Consider just one example plucked from many in 100 pages of information released yesterday in response to a freedom-of-information request by The Globe and Mail.

Starting in 1999, Egon Zehnder International, an executive recruitment firm with an office in Toronto, received $83,000 to recruit Deb Hutton (Tory MPP, Tim Hudak's wife) as a vice-president of government relations for Hydro One.

What the purchase order doesn't note is that Tom Long, a principal of Egon Zehnder, played a prominent role in the Common Sense Revolution of Mr. Harris -- he was the chair of the 1995 and 1999 Conservative election campaigns -- and Ms. Hutton was a senior adviser on Mr. Harris's staff when Ontario Hydro was being dismantled. This is recruitment that could have been done over dinner at, say, Canoe, a posh restaurant that Ms.
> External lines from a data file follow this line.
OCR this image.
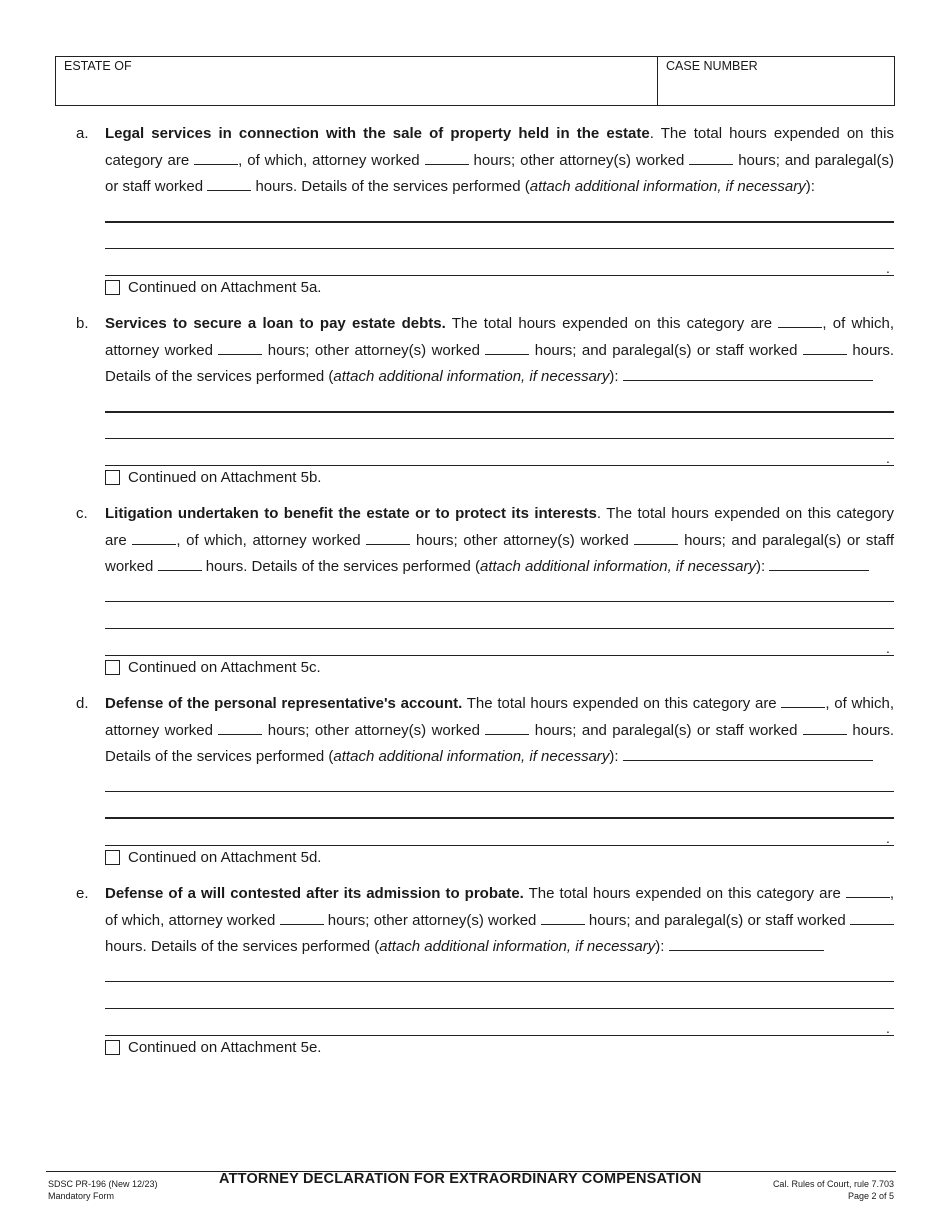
ESTATE OF	CASE NUMBER
a. Legal services in connection with the sale of property held in the estate. The total hours expended on this category are	, of which, attorney worked	hours; other attorney(s) worked	hours; and paralegal(s) or staff worked	hours. Details of the services performed (attach additional information, if necessary):
.
Continued on Attachment 5a.
b. Services to secure a loan to pay estate debts. The total hours expended on this category are	, of which, attorney worked	hours; other attorney(s) worked	hours; and paralegal(s) or staff worked	hours. Details of the services performed (attach additional information, if necessary):
.
Continued on Attachment 5b.
c. Litigation undertaken to benefit the estate or to protect its interests. The total hours expended on this category are	, of which, attorney worked	hours; other attorney(s) worked	hours; and paralegal(s) or staff worked	hours. Details of the services performed (attach additional information, if necessary):
.
Continued on Attachment 5c.
d. Defense of the personal representative's account. The total hours expended on this category are	, of which, attorney worked	hours; other attorney(s) worked	hours; and paralegal(s) or staff worked	hours. Details of the services performed (attach additional information, if necessary):
.
Continued on Attachment 5d.
e. Defense of a will contested after its admission to probate. The total hours expended on this category are	, of which, attorney worked	hours; other attorney(s) worked	hours; and paralegal(s) or staff worked  hours. Details of the services performed (attach additional information, if necessary):
.
Continued on Attachment 5e.
SDSC PR-196 (New 12/23)
Mandatory Form
ATTORNEY DECLARATION FOR EXTRAORDINARY COMPENSATION	Cal. Rules of Court, rule 7.703
Page 2 of 5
Hutton showed a fondness for after she moved to Hydro One.

Of course, there was a sense even before Hydro One was created that a party was going on to which most of us weren't invited. Five years ago, we discovered that five influential Conservatives earned about $1.7-million for themselves or their firms from dealings with Ontario Hydro after 1995.

At that time, we learned that Leslie Noble, a consultant who had managed the 1995 and 1999 campaigns, was paid $91,000 under a consulting contract for which there was no written material on file. Paul Rhodes, who had served as communications director in Mr. Harris's first term, collected $225,000 for communications advice, the only evidence of which was a 10-page fax. William Farlinger, tapped by Mr. Harris to be Ontario Hydro chair, was paid up to $350,000 a year for the largely ceremonial post. Mr. Long charged $650 an hour for writing Mr. Farlinger's speeches. Tom Trbovich, a senior official in the former national Progressive Conservative Party, collected $136,000 for a contract that produced a three-page fax.
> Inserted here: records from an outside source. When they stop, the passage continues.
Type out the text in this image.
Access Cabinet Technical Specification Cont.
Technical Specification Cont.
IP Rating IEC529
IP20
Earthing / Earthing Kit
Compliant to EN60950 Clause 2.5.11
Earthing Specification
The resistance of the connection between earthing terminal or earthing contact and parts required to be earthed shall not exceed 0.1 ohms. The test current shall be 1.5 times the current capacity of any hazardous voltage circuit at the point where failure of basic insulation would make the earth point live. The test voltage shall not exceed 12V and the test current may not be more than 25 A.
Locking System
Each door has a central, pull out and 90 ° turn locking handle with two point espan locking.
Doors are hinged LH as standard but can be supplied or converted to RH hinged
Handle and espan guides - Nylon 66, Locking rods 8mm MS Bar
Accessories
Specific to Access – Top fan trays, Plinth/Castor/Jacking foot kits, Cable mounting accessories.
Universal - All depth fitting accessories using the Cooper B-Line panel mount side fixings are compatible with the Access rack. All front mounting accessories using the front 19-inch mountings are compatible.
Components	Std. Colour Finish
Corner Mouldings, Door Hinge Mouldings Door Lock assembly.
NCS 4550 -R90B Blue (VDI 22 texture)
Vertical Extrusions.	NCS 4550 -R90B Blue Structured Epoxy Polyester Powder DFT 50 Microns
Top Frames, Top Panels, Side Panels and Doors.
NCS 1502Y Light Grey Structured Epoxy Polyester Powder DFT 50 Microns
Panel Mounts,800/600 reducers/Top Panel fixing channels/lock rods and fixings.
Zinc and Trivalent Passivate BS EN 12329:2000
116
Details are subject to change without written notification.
The Conservatives exempted Ontario Hydro's successor companies from provincial freedom-of-information legislation after 1999, but the Liberals have pulled back this blanket to reveal that the party continued after those revelations. Hydro One gave contracts worth $335,000 to Mr. Rhodes and $250,000 to Ms. Noble. In addition, it favoured corporations associated with Michael Gourley with a contract that paid up to $40,000 a month.

Mr. Gourley served as deputy minister of Finance under Ernie Eves, left for the private sector in 1998 and then came back in 2002 under Mr. Eves to run the Ontario Electricity Financial Corp., where he earned nearly $1-million in 15 months.

It's hard to know what is more objectionable -- that the contracts were let without tender or that Hydro One is refusing to release details about the work done in return for taxpayers' money. The province's auditor had complained for years about spending on outside consultants under the Tories.

In 2002, Ontario ministries and agencies spent $662-million for outside advice, compared with $271-million in 1998. So much for weeding out wasteful spending.